Eine korpulente Frau mittleren Alters stapft die Treppe eines Mietshauses hoch, schließt ihre Tür auf, drückt sofort den Fernseher an, schnauft dann weiter durch die abgewohnten Räume und stößt schließlich auf ihren halbwüchsigen Sohn Wenja (Petr Skvortsov), der von ihr eine Entschuldigung für den Schwimmunterricht verlangt. Die Mutter wirkt überfordert. Sie hat drei Jobs zu bewältigen und weiß nicht mehr viel von ihrem Jungen, der längst in der Pubertät steckt. "Nimmst du Drogen?", fragt sie ihn und vermutet dann, er wolle wohl nicht ins Bad, weil ihn der Anblick der Mädchen aufreizen und die Mitschüler seine Erektion sehen könnten.

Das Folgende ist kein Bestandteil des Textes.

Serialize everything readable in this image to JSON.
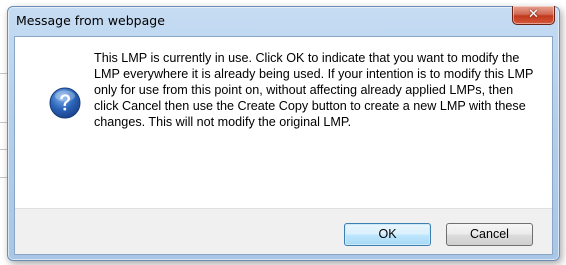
{
  "dialog": {
    "title": "Message from webpage",
    "close_icon": "close-icon",
    "message_icon": "question-icon",
    "message": "This LMP is currently in use. Click OK to indicate that you want to modify the LMP everywhere it is already being used. If your intention is to modify this LMP only for use from this point on, without affecting already applied LMPs, then click Cancel then use the Create Copy button to create a new LMP with these changes. This will not modify the original LMP.",
    "buttons": {
      "ok": "OK",
      "cancel": "Cancel"
    }
  },
  "colors": {
    "title_bar": "#b9d1ea",
    "close_button": "#c7432a",
    "question_icon": "#2a63b8",
    "ok_border": "#3c7fb1",
    "button_area": "#f0f0f0"
  }
}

Aber nein, wehrt er solche Mutmaßungen verächtlich ab und befiehlt seiner Mutter: "Schreib: Aus religiösen Gründen!"

Nun zieht der hagere Wenja ins Feld gegen eine Gesellschaft, die er als verdorben geißelt. Seine Waffen sind trotzige Verweigerung und schwere Anklage mittels scharfer Sätze aus seiner schon sehr durchwühlten Taschenbibel. "Ich bin gekommen, um Feuer auf die Erde zu werfen...", zitiert er aus dem Evangelium nach Lukas (Kapitel 12, Vers 49). Oder, in Bezug auf die Bikinimädchen im Schwimmunterricht, aus dem ersten Brief an Timotheus: "Auch sollen die Frauen sich anständig, bescheiden und zurückhaltend kleiden." Immer wieder droht er per Bibel mit schwerer Strafe, etwa seiner allein erziehenden, besser: seiner allein nicht erziehenden Mutter, die durch ihre Scheidung zur Sünderin geworden sei. Und pauschal allen "Verführern zum Bösen", für die es laut Evangelium nach Matthäus, Kapitel 18, Vers 6 besser wäre, "mit einem Stein um den Hals im Meer versenkt zu werden." Den biblischen Fundstellen hat der Filmrezensent übrigens nicht nachrecherchiert, der Regisseur blendet sie jeweils selber ein.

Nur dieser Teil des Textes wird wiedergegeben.